BRUSSELS (AP) — The omicron variant was already in the Netherlands when South Africa alerted the World Health Organization about it last week, Dutch health authorities said Tuesday, adding to fear and confusion over the new version of the coronavirus in a weary world hoping it had left the worst of the pandemic behind.
What You Need To Know
- Dutch health authorities say the omicron variant was already in the Netherlands when South Africa alerted the World Health Organization about it last week
- Tuesday's announcement is adding to fear and confusion over the new version of the coronavirus in a weary world hoping it had left the worst of the pandemic behind
- The Netherlands' RIVM health institute found omicron in samples dating from Nov. 19 and 23; the WHO said South Africa first reported the the variant to the U.N. healthy agency on Nov. 24
- It remains unclear where or when the variant first emerged — but that hasn't stopped wary nations from rushing to impose travel restrictions
The Netherlands' RIVM health institute found omicron in samples dating from Nov. 19 and 23. The WHO said South Africa first reported the the variant to the U.N. healthy agency on Nov. 24.
It remains unclear where or when the variant first emerged — but that hasn't stopped wary nations from rushing to impose travel restrictions, especially on visitors coming from southern Africa. Those moves have been criticized by South Africa and the WHO has urged against them, noting their limited effect.
Much is still not known about the variant — though the WHO warned that the global risk from the variant is "very high" and early evidence suggests it could be more contagious.
The Dutch announcement Tuesday further muddies the timeline on when the new variant actually emerged. Previously, the Dutch had said they found the variant among passengers who came from South Africa on Friday — but these new cases predate that.
Authorities in the eastern German city of Leipzig, meanwhile, said Tuesday they had confirmed an infection with the omicron variant in a 39-year-old man who had neither been abroad nor had contact with anyone who had been, news agency dpa reported.

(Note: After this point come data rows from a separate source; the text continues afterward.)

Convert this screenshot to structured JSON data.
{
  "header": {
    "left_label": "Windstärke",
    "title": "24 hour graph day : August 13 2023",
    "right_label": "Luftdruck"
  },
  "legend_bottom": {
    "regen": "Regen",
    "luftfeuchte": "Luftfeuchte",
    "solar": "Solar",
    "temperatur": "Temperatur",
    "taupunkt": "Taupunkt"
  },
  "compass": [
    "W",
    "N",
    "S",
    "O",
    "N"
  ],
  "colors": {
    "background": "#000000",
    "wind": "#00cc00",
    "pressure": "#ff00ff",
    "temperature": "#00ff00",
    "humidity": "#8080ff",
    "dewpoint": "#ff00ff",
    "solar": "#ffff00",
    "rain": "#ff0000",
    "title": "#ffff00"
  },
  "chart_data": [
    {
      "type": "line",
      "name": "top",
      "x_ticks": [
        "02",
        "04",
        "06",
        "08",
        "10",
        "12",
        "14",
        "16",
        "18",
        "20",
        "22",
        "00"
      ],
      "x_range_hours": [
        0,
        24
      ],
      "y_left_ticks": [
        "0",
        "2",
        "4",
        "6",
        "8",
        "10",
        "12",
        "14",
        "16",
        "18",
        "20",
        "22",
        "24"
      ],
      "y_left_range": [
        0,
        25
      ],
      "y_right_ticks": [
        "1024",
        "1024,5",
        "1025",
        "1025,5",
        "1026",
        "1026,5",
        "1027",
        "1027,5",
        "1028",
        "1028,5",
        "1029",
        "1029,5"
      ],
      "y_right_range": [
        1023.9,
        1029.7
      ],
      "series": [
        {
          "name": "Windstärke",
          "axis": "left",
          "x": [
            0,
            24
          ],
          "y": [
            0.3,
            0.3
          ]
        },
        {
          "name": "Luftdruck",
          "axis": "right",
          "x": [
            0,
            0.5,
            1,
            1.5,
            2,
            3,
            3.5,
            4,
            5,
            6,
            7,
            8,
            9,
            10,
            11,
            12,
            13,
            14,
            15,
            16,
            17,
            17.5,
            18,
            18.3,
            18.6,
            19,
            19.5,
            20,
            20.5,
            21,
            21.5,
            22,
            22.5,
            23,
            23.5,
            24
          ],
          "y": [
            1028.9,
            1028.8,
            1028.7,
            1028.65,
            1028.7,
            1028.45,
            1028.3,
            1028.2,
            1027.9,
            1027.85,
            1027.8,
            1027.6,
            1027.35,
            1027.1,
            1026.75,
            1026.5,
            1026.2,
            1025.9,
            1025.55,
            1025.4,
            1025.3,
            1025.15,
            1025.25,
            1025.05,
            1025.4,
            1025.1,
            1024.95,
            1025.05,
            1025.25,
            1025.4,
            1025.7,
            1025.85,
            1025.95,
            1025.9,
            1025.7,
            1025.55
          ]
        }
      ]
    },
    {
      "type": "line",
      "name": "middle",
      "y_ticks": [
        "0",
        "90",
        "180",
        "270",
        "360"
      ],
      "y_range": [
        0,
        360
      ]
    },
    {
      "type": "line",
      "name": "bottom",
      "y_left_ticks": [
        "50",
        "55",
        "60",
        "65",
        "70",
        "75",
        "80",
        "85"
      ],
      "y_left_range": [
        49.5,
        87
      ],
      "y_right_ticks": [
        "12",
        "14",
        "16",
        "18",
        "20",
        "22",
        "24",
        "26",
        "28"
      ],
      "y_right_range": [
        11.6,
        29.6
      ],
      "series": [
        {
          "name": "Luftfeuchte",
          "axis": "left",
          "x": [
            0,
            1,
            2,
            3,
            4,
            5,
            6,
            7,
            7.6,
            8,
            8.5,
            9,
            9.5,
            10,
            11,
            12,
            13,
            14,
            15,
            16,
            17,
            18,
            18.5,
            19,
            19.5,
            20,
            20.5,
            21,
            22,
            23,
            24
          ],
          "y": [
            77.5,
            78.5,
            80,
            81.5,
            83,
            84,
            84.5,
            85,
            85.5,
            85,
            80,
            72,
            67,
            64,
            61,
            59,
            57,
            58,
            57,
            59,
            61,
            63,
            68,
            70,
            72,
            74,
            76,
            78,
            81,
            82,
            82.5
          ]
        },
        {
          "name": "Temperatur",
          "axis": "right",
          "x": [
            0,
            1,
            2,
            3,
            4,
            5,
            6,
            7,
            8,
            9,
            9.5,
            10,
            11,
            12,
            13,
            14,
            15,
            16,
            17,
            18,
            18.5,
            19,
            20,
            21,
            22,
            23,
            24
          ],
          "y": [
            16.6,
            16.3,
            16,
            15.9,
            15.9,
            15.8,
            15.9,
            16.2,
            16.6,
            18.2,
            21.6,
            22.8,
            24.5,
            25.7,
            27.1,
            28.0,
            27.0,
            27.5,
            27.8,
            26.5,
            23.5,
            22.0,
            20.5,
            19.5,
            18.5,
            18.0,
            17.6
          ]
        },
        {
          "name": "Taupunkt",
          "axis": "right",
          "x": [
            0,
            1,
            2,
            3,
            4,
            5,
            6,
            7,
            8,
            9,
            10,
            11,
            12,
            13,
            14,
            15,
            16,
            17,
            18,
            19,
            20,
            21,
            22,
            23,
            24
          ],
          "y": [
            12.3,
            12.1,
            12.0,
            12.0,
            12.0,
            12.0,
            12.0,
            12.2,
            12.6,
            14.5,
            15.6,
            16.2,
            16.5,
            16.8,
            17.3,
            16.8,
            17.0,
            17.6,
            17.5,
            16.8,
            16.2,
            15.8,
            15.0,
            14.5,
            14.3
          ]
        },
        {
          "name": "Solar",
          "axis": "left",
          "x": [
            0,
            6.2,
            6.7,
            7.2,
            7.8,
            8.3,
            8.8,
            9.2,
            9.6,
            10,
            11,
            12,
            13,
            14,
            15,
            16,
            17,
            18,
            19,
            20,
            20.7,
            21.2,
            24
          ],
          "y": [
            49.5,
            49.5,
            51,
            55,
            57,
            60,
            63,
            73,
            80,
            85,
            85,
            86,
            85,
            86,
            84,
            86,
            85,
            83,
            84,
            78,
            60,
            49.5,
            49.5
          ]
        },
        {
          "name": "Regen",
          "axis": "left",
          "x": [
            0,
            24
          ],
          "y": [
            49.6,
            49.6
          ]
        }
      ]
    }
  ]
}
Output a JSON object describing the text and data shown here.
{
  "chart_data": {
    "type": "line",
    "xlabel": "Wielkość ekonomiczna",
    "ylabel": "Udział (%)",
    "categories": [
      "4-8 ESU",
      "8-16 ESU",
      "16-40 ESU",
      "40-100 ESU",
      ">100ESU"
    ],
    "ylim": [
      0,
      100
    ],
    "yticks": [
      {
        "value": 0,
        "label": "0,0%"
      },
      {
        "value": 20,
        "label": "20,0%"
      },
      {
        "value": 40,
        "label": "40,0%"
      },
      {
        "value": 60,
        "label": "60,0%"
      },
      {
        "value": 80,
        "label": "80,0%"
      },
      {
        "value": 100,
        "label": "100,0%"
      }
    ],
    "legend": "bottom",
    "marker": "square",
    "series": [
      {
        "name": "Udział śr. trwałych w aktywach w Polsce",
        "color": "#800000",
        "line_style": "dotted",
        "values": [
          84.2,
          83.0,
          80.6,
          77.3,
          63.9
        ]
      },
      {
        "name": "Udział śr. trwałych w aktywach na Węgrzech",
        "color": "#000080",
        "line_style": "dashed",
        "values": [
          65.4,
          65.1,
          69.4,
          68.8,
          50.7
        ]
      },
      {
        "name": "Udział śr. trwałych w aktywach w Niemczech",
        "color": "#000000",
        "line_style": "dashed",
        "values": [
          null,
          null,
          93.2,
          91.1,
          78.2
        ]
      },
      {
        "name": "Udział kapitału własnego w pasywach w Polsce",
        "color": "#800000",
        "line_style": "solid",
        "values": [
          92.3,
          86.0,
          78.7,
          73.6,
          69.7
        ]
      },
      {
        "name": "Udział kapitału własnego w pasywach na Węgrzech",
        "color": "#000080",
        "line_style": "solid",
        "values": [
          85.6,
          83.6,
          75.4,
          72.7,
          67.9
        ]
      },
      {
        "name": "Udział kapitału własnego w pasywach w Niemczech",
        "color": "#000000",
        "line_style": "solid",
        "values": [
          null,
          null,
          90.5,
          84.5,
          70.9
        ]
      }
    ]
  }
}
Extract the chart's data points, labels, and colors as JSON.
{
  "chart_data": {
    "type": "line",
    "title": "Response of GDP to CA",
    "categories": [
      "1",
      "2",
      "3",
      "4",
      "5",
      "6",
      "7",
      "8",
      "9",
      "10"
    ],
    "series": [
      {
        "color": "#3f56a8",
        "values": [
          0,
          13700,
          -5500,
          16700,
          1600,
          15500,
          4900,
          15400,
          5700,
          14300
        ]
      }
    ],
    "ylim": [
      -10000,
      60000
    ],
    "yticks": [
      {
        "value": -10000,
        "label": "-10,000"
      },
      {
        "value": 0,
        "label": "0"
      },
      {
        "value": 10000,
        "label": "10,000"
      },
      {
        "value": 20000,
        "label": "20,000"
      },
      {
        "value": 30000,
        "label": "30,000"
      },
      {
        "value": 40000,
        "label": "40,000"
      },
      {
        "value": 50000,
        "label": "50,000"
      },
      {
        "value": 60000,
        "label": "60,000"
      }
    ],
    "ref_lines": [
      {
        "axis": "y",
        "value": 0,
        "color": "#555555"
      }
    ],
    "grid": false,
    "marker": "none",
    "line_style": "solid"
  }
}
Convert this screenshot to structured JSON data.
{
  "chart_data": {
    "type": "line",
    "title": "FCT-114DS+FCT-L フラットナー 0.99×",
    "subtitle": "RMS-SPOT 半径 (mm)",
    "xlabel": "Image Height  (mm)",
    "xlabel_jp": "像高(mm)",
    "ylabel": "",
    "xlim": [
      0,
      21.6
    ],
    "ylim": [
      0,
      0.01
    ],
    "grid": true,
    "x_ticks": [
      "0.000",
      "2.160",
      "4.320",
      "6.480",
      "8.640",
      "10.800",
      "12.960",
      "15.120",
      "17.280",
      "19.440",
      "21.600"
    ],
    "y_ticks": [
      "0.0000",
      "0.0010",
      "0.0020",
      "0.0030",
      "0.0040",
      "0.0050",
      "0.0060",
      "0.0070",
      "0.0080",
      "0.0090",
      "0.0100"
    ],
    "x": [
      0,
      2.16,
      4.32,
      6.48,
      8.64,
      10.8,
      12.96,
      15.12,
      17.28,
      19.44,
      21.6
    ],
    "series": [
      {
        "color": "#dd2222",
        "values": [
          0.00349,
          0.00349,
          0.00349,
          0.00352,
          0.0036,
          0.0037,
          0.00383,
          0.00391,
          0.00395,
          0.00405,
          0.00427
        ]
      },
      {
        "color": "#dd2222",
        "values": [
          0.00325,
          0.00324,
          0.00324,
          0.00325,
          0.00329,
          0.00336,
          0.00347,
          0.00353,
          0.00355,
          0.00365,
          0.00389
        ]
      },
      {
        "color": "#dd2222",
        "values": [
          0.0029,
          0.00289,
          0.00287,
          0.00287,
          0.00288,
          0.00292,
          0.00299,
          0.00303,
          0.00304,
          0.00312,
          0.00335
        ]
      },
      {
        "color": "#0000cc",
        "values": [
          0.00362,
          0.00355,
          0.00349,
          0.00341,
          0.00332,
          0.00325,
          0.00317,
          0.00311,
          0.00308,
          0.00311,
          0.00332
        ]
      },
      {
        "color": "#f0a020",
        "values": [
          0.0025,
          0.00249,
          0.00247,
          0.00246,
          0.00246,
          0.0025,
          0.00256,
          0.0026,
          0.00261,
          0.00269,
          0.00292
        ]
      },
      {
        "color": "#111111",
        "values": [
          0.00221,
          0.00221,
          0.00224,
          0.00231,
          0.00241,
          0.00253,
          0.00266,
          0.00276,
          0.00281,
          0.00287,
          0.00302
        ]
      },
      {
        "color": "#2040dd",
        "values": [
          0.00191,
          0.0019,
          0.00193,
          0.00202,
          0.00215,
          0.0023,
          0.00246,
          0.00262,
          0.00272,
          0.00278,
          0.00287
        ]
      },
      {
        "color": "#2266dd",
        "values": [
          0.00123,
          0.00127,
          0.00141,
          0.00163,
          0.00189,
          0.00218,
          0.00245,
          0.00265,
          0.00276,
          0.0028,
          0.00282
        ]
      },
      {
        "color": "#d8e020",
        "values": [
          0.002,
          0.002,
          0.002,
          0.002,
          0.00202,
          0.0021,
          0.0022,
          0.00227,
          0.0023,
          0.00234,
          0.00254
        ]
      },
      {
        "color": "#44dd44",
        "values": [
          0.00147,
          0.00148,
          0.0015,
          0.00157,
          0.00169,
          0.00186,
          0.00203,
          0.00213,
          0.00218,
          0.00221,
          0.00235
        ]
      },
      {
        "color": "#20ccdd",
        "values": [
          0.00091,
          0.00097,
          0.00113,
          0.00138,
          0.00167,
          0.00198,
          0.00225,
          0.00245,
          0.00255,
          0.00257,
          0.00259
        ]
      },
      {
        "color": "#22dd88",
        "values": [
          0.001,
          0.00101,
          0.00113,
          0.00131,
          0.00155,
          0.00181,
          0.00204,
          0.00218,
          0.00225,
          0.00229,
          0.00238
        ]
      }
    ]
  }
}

Leipzig is in the eastern state of Saxony, which currently has Germany's highest overall coronavirus infection rates.
Meanwhile, Japan and France announced their first cases of the new variant on Tuesday.
French authorities confirmed its presence in the French island territory of Reunion in the Indian Ocean. Patrick Mavingui, a microbiologist at the island's research clinic for infectious diseases, said the person who has tested positive for the new variant is a 53-year-old man who had traveled to Mozambique and stopped in South Africa before returning to Reunion.
The man was placed in quarantine. He has "muscle pain and fatigue," Mavingui said, according to public television Reunion 1ere.
A day after banning all foreign visitors as an emergency precaution against the variant, Japan also confirmed its first case, in a visitor who had traveled from Namibia. A government spokesperson said the patient, a man in his 30s, tested positive upon arrival at Narita airport on Sunday and was isolated and is being treated at a hospital.
Travel bans also continued to fall Tuesday.
Cambodia barred entry to travelers from 10 African countries, citing the threat from the variant. The move came just two weeks after Cambodia reopened its borders to fully vaccinated travelers.
While it has urged against border closures, the WHO has stressed that while scientists are hunting evidence to better understand this variant, countries should accelerate vaccinations as quickly as possible.
WHO said there are "considerable uncertainties" about the omicron variant. But it said preliminary evidence raises the possibility that the variant has mutations that could help it both evade an immune-system response and boost its ability to spread from one person to another.
Despite the global worry, doctors in South Africa are reporting patients are suffering mostly mild symptoms so far. But they warn that it is early and most of the new cases are in people in their 20s and 30s, who generally do not get as sick from COVID-19 as older patients.